O papa João Paulo II deu sua bênção: “O euro é um novo passo para a construção da Europa, entendida como uma verdadeira comunidade de nações.” A moeda única de 12 países europeus está chegando à vida real. O papa de 81 anos terá seu perfil cunhado nas moedas do Vaticano, que, como Mônaco, Andorra e San Marino, não integra a União Européia, mas vai utilizar o euro em transações financeiras. Oficialmente, não falta nada para que, em 1º de janeiro, europeus digam adieu, adiós, geht mit Got a suas moedas, processo que envolve 12 países – Áustria, Bélgica, França, Finlândia, Alemanha, Grécia, Irlanda, Itália, Luxemburgo, Holanda, Portugal e Espanha –, 300 milhões de pessoas, 14 bilhões de notas e 50 bilhões de moedas.

Na prática, porém, a previsão é de que os primeiros tempos do euro serão caóticos, apesar da extraordinária organização que antecedeu o lançamento da moeda única, idéia definida em 1991, num encontro de líderes europeus em Maastricht, na Holanda. Para os estrangeiros que pretendem ir a um dos 12 países a partir de janeiro, a recomendação de especialistas em câmbio é comprar traveller’s check em euros, para evitar complicação (alguns poucos bancos brasileiros, como o BBV, BankBoston, Unibanco e Itaú já vendem). Hotéis como o Mofarrej, em São Paulo, e o Copacabana Palace, no Rio de Janeiro, também (a cotação média está em R$ 2,34). Outro alerta: pessoas que têm moedas de metal desses países devem trocá-las antes de janeiro, a menos que queiram iniciar uma coleção de moedas antigas. Uma boa sugestão é o dracma grego, a moeda mais antiga do mundo, herdeira distante das pequenas bolas de electro, mistura natural de ouro e prata nascida na Lídia (Turquia) em 660-650 a.C. Mais um: preste atenção no troco porque os vendedores, como você, não conhecem a moeda.

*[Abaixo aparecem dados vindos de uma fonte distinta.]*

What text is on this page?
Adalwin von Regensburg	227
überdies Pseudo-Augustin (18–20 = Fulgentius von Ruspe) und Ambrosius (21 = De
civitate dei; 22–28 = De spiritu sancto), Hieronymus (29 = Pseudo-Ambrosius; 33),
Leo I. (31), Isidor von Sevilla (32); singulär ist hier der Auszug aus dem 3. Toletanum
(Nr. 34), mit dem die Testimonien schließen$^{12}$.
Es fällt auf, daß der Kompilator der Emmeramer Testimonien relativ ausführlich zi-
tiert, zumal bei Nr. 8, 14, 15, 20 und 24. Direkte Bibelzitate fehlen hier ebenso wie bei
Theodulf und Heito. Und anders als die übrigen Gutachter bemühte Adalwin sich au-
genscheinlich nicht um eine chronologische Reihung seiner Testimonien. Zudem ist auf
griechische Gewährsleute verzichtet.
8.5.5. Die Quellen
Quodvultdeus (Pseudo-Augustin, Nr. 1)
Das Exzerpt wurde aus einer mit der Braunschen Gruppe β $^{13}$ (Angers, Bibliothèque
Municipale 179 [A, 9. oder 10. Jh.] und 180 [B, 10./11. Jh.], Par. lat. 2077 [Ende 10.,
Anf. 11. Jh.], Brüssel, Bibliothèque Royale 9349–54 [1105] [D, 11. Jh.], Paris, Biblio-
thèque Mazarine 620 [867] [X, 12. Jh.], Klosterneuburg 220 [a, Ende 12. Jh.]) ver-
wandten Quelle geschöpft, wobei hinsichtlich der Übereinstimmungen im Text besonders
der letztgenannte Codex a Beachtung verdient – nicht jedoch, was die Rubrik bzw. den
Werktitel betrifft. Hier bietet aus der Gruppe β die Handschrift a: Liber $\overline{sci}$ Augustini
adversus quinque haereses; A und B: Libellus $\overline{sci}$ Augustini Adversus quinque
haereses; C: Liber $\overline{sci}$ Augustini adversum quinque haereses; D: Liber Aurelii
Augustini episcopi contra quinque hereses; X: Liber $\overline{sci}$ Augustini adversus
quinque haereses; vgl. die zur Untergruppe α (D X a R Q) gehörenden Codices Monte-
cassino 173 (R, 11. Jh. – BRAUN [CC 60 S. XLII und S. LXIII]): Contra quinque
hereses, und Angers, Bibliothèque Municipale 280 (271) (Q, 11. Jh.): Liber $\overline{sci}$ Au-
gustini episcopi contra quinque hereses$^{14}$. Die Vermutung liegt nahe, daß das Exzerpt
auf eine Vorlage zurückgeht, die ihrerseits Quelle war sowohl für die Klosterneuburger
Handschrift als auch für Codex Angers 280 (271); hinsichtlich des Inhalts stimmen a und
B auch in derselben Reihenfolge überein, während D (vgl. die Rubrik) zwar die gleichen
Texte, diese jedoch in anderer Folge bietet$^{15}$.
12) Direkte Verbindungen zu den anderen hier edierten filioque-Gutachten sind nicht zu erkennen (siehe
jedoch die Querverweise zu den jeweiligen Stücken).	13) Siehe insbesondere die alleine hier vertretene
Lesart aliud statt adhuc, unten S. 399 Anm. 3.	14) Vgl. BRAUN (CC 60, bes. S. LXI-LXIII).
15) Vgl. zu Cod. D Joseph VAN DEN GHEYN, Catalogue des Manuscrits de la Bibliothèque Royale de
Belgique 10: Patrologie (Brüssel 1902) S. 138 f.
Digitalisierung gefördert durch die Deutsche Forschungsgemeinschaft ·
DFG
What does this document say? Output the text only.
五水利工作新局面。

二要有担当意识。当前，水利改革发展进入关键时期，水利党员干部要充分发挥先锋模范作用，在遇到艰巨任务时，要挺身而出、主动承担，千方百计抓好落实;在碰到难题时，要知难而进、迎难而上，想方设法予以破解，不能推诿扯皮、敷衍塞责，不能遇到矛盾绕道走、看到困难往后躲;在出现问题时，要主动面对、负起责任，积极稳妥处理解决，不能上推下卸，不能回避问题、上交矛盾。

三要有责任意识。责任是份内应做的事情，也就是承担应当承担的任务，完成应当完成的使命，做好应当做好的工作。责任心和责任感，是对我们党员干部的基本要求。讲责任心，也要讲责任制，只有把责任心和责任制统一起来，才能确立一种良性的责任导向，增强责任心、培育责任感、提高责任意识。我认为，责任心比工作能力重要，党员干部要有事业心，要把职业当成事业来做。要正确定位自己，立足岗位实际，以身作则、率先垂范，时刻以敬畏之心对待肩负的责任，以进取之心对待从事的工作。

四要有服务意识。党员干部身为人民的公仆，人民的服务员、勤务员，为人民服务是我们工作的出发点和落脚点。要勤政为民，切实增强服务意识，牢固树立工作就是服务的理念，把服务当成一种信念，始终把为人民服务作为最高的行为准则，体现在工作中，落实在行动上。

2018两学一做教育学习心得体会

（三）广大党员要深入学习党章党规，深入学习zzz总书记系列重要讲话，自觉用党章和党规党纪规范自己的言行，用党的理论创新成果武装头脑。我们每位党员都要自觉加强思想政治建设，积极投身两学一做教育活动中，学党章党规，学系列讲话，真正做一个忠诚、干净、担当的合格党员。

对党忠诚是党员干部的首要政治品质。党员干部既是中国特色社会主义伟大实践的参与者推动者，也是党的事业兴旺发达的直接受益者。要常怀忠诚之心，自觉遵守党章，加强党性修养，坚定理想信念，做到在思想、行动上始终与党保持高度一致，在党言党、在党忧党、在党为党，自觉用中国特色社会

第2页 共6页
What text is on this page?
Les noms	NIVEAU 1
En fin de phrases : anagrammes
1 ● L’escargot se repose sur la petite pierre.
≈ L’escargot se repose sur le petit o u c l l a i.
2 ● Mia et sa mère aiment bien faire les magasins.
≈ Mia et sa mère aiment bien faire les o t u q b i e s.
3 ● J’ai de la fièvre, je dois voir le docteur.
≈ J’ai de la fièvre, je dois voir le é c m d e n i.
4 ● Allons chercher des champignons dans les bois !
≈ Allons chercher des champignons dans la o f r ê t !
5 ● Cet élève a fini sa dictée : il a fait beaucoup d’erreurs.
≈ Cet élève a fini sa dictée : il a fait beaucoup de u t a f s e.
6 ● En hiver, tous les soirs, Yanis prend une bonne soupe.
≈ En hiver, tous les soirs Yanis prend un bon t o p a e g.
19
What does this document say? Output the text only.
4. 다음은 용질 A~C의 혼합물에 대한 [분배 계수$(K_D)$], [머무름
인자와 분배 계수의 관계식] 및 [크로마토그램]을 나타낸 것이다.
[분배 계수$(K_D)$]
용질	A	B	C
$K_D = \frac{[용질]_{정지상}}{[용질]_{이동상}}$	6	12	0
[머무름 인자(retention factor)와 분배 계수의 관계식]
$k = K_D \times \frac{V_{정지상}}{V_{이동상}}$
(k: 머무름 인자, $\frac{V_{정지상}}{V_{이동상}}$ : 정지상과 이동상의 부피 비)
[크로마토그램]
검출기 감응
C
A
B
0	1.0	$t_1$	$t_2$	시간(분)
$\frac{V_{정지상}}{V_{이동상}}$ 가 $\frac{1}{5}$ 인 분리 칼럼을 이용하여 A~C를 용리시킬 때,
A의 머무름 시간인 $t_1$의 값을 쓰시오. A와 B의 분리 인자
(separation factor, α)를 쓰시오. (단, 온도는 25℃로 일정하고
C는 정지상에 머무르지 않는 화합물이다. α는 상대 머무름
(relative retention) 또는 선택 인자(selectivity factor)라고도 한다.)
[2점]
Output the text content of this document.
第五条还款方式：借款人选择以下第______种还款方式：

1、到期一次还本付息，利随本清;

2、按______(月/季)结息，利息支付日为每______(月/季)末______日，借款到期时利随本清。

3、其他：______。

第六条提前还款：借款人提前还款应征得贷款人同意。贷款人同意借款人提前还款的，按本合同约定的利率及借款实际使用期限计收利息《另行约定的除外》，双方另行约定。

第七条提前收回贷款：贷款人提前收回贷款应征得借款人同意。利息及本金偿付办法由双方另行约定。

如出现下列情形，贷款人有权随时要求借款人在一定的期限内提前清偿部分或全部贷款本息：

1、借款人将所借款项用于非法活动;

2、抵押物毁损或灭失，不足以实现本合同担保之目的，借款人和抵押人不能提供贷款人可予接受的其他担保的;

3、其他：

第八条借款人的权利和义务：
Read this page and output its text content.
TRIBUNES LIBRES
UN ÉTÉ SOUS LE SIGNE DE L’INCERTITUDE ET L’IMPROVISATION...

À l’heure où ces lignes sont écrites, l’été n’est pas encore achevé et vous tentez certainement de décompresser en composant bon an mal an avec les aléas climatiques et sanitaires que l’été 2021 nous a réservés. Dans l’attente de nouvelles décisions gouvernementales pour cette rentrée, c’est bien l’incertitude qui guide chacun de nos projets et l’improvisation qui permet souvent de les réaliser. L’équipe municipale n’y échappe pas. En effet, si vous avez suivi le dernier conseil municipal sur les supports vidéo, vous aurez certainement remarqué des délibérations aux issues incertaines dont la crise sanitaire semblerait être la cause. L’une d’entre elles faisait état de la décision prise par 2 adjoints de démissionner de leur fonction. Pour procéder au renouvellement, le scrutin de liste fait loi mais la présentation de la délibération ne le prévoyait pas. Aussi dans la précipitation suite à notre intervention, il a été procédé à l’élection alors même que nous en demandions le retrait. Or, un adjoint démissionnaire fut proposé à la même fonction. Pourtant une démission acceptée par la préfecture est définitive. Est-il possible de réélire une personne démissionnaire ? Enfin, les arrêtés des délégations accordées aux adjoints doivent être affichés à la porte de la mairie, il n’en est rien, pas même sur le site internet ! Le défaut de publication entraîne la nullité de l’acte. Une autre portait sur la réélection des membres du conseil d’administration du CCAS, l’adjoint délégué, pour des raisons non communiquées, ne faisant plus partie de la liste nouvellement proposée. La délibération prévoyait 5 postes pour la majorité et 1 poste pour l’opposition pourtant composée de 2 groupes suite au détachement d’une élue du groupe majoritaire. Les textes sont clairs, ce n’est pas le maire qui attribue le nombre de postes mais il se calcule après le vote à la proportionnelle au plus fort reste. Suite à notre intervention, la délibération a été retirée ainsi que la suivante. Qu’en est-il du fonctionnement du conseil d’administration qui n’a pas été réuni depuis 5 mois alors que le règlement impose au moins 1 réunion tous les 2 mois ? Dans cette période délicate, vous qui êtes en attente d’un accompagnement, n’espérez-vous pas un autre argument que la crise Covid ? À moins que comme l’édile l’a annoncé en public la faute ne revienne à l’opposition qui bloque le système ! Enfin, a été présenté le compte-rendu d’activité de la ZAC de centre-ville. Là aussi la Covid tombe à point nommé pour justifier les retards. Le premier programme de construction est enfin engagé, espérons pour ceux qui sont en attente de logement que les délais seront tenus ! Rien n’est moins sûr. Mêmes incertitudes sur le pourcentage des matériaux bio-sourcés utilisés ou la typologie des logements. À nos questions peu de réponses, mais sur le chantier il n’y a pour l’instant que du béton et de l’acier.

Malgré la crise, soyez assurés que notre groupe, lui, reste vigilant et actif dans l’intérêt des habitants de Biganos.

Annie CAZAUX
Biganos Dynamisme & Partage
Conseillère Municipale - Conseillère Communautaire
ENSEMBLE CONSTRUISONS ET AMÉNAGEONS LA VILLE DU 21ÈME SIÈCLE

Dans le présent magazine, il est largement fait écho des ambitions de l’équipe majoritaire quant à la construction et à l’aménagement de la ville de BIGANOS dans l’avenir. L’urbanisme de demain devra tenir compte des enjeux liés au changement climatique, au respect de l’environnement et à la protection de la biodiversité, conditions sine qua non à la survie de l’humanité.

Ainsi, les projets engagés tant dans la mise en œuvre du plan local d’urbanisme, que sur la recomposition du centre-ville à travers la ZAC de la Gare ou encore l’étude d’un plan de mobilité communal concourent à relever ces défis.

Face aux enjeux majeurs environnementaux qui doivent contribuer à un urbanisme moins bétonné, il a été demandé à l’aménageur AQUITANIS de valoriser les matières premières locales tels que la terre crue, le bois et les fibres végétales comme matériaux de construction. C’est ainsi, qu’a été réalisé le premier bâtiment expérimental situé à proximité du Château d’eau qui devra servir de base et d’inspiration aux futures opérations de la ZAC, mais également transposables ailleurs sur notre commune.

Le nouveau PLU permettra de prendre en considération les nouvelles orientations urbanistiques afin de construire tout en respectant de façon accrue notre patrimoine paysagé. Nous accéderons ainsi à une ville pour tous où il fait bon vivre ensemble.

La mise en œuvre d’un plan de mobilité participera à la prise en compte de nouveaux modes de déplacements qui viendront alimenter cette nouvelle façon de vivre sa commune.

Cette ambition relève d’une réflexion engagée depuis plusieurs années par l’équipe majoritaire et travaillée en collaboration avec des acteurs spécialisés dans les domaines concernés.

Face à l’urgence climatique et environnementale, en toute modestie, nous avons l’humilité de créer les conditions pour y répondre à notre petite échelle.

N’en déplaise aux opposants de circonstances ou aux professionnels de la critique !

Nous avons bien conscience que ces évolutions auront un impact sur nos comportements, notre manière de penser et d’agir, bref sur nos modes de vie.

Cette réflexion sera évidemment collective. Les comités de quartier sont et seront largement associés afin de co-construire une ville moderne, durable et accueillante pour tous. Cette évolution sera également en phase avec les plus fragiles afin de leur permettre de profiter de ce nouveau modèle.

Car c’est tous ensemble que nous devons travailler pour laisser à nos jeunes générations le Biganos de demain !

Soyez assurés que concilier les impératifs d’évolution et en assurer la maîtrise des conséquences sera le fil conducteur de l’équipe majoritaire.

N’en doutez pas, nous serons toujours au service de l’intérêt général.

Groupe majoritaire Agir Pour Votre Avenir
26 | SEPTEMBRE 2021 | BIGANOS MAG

Para os europeus, as dúvidas vão do preço do pãozinho às ameaças à soberania da Inglaterra como capital financeira da Europa, passando pelas prostitutas sindicalizadas da França, que festejam o aumento proporcionado pela conversão depois de dez anos de preços congelados.

Os preços vão ser iguais nos 12 países? O que fazer com o dinheiro que está debaixo do colchão? E as crianças, será que elas não terão dificuldade para fazer a conversão? Por aí vai – e vai tão longe que o jornal francês Libération, um dos mais críticos da França, criou uma fictícia e bem-humorada seção de cartas para o presidente do Banco Central europeu, o holandês Wim Duisenberg, com o objetivo de levantar dúvidas. Com uma sem-cerimônia inadmissível na cultura francesa, os talentosos redatores do jornal discutem, por exemplo, o preço de uma baguete, produto sagrado no país, na maior intimidade com Duisenberg, a quem chamam de querido Wim, usando o pronome “tu” em vez de “vous”, ousadia que os franceses cometem apenas com os muito próximos. Munido de uma calculadora, o jornal chega à conclusão de que a baguete, convertida em euros, custa 4 centavos a mais do que em francos.

Analistas acreditam que é nas pequenas contas que os europeus vão se confundir muito no começo porque a conversão muda de país para país. Um euro, neste momento, vale 1,96 marco alemão, 6,56 francos franceses, 1.936,27 liras italianas, 13,76 shillings austríacos, e cada país tem seus custos e seus impostos. No mercado financeiro, o que se discute é, primeiro, se o euro vai se fortalecer o bastante para enfrentar o dólar de igual para igual. Hoje, US$ 1 é equivalente a 0,899 euro. O consenso é de que vai quando a transição acabar, porque tem o cacife de economias que, mesmo em crise, são pujantes – caso da Alemanha. Outro tema de discussão corrente é a disputa pela capital financeira da Europa, posição hoje ocupada pela Inglaterra. Alemanha ou França vão conseguir destroná-la? Com três anos de ensaio geral, o euro ainda é um enigma que só se dissipará quando o francês do

Libération

comprar sua baguete sem calculadora.